Several bollards and planters – dubbed as ‘modal filters’ by council bosses – together with gates to allow buses through will be installed to block off some residential streets.

They will be in place for up to 18 months, writes Local Democracy Reporter Ollie Heptinstall.

The trial was agreed by the Exeter Highways and Traffic Orders Committee at its June meeting.

More than 2,000 vehicles travel along many of these residential streets every day and this deters local people from cycling or walking…

A statutory consultation period for feedback from residents and organisations will take place during the first six months.

Devon County Council (DCC) says the scheme will ‘improve public health and wellbeing’.

However, some concerns have been expressed over traffic being pushed onto nearby main roads and increased journey times.

Bus gates will be placed in Ladysmith Road, at the Park Road roundabout, and in Whipton Lane between Whiteway Drive and Georges Close.

They will allow buses, emergency vehicles and, when required, local authority vehicles such as waste collection lorries, to pass while banning other vehicles.

Meanwhile, the ‘modal filters’ will go in St Marks Avenue on the slip-road between Ladysmith Road roundabout and main section of St Marks Avenue; in Hamlin Lane between Wykes Road and Hamlin Gardens; and in Vaughan Road between Whipton Lane and Vaughan Rise.

The trial scheme follows two rounds of consultations with residents.

The most recent asked for views on four different options for modal filter layouts, but all were more opposed than supported.

As a result, the responses were analysed by council officers and modifications were made to the trial scheme design.

It was backed by a number of public speakers attending the meeting at County Hall in Exeter who supported a reduction in traffic and pollution through Heavitree and Whipton’s residential streets.

But others urged caution about pushing more traffic onto main roads, claiming it would lead to increased congestion and pollution, and lengthen some journeys.

The council’s consultation exercise was also criticised.

However, DCC’s senior transport officer stressed the trial could be abandoned at any point.

The council report added that ‘ongoing engagement and consultation’ to understand its impact.

The committee backed the trial, which will cost up to £190,000 funded by the Government. This includes monitoring its impact on traffic flows.

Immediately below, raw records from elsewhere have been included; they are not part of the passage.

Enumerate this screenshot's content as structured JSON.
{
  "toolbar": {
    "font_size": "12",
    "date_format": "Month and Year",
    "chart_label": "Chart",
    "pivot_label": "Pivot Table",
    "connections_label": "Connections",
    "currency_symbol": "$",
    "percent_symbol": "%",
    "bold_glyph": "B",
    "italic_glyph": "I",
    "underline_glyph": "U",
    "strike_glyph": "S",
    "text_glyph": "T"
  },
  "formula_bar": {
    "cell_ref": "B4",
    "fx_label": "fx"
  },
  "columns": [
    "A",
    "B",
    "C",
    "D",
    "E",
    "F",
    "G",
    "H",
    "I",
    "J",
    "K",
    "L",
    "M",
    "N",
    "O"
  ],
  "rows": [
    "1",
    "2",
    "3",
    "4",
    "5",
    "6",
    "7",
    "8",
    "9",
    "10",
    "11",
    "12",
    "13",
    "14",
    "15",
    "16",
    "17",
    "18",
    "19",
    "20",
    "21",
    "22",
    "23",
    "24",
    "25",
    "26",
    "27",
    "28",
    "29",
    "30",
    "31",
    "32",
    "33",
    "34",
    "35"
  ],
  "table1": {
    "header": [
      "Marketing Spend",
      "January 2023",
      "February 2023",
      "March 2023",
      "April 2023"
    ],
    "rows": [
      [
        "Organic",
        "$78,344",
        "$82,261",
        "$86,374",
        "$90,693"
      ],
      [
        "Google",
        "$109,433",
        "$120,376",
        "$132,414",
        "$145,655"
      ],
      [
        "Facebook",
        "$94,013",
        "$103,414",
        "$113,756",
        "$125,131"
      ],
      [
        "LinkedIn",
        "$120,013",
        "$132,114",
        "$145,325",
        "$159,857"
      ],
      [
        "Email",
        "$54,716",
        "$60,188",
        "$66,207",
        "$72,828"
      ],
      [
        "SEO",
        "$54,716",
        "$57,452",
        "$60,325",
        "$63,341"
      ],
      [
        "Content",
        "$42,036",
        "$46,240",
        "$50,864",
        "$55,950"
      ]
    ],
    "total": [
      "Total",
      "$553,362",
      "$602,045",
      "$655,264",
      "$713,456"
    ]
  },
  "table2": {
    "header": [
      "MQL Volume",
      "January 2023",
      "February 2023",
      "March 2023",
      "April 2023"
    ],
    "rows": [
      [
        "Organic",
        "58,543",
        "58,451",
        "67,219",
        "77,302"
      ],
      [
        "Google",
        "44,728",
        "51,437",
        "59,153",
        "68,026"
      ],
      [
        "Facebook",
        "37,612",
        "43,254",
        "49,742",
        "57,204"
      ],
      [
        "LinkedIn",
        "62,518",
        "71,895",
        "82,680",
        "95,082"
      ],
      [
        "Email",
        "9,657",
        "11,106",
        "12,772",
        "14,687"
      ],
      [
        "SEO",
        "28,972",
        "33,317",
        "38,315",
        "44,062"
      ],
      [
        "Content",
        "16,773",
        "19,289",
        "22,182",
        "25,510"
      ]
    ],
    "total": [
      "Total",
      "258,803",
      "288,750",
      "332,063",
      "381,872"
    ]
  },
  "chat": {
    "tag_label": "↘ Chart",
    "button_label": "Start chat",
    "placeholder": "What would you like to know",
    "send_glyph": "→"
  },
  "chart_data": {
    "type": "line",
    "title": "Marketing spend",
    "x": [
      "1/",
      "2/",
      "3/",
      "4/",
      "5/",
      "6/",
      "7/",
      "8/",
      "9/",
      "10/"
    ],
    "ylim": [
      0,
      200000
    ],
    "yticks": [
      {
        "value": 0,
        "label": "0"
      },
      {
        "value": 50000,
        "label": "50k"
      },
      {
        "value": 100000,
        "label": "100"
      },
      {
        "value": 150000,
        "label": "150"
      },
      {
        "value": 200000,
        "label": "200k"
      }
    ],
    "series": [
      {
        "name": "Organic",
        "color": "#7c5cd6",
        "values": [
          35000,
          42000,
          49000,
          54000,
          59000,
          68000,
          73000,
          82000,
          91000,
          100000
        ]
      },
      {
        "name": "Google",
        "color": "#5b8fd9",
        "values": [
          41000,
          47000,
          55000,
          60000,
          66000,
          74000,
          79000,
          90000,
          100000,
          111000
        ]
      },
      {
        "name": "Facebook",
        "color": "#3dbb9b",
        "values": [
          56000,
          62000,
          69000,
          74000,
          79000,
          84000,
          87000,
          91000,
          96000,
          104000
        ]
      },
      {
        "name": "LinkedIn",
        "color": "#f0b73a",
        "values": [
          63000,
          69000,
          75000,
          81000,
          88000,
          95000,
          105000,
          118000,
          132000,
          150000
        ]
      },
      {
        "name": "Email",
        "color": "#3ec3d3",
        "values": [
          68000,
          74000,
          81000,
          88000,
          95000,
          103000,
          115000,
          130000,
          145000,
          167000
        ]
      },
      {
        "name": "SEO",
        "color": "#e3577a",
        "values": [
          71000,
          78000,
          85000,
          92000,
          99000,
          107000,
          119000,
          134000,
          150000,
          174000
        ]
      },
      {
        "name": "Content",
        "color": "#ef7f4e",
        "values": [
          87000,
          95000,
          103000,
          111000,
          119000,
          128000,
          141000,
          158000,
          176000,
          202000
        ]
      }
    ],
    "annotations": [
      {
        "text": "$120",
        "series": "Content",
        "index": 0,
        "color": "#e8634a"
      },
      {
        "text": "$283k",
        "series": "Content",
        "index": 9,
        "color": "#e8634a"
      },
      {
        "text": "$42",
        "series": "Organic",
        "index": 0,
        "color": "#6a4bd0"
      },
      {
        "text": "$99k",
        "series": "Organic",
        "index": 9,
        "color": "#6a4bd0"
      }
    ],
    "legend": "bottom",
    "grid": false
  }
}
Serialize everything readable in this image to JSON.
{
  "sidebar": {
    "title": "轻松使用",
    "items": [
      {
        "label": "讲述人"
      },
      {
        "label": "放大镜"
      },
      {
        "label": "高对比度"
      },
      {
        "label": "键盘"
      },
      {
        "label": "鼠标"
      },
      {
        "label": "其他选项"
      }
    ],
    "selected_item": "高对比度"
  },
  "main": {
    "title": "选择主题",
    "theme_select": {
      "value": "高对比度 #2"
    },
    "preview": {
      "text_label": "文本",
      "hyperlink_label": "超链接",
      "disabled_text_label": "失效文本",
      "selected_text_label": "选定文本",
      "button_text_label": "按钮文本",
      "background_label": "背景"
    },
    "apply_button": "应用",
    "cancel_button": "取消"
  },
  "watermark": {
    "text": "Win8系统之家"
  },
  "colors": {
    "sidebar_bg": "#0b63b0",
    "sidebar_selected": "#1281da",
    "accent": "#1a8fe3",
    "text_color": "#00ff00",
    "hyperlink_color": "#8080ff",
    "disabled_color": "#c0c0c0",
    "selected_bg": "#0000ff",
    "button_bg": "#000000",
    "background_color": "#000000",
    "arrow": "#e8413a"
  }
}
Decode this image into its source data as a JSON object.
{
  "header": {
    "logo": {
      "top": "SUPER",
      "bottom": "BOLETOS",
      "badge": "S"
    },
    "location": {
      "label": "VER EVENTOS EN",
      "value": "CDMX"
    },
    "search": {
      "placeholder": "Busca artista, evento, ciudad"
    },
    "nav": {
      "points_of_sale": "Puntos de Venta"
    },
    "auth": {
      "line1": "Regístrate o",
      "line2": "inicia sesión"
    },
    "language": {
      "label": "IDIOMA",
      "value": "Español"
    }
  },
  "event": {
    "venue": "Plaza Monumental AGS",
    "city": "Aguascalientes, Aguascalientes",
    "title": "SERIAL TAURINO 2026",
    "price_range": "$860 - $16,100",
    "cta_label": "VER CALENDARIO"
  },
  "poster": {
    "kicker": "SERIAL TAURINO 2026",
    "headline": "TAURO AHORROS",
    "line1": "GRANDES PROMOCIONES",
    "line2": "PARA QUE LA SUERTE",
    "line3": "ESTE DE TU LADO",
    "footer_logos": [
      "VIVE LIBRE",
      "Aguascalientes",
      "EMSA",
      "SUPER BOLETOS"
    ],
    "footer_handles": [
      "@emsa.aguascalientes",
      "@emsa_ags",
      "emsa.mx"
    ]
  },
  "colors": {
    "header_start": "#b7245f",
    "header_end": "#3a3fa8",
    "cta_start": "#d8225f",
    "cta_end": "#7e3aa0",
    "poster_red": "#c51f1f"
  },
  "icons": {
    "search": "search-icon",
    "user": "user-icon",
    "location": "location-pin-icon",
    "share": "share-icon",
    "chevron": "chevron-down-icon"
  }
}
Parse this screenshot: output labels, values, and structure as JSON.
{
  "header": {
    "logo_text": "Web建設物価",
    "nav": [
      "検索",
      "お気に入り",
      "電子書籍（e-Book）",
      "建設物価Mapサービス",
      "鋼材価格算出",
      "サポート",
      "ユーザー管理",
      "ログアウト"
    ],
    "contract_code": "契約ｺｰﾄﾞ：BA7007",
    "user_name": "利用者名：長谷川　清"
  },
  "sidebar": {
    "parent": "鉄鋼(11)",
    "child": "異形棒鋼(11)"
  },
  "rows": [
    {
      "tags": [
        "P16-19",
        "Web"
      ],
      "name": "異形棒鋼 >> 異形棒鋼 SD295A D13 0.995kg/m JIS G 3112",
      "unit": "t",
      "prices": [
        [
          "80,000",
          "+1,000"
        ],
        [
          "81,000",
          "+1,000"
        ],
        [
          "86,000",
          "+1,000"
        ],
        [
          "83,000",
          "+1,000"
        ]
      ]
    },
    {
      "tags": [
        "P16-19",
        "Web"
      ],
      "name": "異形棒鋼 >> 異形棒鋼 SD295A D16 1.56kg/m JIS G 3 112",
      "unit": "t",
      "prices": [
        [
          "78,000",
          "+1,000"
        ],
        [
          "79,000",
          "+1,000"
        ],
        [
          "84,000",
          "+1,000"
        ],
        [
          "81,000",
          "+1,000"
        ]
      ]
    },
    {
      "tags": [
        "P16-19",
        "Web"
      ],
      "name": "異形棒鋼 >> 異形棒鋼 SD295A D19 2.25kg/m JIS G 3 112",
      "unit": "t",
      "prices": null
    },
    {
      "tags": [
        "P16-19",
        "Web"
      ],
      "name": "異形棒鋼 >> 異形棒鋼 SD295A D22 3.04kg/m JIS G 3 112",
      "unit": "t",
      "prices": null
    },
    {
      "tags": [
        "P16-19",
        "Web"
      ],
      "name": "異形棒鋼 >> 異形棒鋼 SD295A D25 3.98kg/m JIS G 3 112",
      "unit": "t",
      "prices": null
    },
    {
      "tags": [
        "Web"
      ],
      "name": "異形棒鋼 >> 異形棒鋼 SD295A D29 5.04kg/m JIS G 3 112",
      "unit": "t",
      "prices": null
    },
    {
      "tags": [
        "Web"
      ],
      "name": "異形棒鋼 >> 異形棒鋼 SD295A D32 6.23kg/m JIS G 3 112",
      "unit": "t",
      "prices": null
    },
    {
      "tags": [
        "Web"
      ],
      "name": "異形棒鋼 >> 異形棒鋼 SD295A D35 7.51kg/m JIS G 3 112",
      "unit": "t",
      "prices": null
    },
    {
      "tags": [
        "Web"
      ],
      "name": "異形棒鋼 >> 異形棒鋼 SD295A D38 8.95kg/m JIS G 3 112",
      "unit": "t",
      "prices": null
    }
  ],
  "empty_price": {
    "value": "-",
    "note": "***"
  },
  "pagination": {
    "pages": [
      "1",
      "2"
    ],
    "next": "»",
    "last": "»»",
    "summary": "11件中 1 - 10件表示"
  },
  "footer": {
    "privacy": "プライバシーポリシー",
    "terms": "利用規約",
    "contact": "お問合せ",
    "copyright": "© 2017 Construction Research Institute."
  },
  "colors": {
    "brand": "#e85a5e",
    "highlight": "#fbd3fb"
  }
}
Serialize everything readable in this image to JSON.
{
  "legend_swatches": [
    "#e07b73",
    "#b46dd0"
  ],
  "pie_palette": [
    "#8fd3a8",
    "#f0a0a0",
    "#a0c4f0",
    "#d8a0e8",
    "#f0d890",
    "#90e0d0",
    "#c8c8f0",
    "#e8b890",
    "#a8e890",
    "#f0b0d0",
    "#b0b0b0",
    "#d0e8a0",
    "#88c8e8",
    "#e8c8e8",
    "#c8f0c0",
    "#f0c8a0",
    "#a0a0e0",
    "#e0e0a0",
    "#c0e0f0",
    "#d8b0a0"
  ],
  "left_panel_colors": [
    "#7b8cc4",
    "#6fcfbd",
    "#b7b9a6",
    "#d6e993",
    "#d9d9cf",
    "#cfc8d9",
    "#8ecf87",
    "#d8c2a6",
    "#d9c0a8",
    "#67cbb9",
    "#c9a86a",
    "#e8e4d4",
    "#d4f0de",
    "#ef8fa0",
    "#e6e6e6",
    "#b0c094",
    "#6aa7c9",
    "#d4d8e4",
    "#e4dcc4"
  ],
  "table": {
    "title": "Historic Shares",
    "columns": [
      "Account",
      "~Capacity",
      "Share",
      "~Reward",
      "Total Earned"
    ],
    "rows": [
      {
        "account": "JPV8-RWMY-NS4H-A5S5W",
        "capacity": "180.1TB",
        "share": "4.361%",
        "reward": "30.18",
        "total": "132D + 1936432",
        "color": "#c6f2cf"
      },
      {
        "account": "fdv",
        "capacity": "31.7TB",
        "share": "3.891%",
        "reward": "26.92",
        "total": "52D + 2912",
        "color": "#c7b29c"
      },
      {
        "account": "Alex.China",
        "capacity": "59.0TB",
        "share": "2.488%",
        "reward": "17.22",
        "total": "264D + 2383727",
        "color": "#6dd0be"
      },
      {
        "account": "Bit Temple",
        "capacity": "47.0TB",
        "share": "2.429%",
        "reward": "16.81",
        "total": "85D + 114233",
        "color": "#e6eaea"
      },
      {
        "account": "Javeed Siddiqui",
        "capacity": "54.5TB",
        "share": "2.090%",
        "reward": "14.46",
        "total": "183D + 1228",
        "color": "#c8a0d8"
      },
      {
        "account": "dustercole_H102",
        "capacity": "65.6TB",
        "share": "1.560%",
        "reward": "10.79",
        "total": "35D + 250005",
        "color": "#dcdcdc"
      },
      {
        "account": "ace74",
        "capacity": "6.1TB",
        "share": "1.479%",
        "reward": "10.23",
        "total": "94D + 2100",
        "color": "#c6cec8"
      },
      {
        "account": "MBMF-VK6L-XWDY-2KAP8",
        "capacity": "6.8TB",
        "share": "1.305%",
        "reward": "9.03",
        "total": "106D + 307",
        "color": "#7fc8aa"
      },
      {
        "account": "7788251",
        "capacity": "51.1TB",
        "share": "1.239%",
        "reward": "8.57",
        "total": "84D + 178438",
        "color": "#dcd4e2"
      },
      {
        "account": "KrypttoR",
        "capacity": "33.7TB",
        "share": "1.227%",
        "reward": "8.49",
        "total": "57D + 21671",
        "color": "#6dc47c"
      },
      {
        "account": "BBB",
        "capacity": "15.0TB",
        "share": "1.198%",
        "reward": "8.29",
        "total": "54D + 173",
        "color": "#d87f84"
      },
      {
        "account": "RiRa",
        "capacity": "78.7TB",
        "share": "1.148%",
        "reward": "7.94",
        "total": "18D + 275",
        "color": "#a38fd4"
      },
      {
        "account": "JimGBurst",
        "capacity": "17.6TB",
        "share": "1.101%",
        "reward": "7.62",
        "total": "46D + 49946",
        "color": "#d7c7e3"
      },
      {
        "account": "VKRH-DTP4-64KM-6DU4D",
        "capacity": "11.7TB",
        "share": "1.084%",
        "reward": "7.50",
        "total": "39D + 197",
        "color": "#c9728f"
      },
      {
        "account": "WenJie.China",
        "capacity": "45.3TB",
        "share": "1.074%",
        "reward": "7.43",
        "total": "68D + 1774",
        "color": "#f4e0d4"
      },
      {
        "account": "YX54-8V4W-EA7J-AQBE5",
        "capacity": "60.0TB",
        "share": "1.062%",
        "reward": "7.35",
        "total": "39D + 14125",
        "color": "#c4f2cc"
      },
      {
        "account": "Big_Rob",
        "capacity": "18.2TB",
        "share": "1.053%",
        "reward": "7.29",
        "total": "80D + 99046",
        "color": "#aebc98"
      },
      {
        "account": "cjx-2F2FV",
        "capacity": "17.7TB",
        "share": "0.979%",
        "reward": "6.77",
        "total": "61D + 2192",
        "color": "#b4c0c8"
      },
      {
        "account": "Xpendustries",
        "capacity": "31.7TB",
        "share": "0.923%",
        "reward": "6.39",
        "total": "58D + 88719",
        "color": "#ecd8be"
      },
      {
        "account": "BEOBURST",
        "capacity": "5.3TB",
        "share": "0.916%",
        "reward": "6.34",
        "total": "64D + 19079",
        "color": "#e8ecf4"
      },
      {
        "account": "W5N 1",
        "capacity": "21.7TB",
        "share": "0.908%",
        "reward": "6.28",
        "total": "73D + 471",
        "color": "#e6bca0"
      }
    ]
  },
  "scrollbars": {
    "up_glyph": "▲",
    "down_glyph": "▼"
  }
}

Committee chair Danny Barnes, who represents Heavitree and Whipton Barton, said: “More than 2,000 vehicles travel along many of these residential streets every day and this deters local people from cycling or walking.

“We have been engaging with the local people since 2020 and it is clear that from what they have told us that the amount of traffic and the lack of priority for walking and cycling is a concern.”

He added: “By trialling these additional interventions we hope to create a safer and more attractive environment for active travel while ensuring that all properties remain accessible by car.”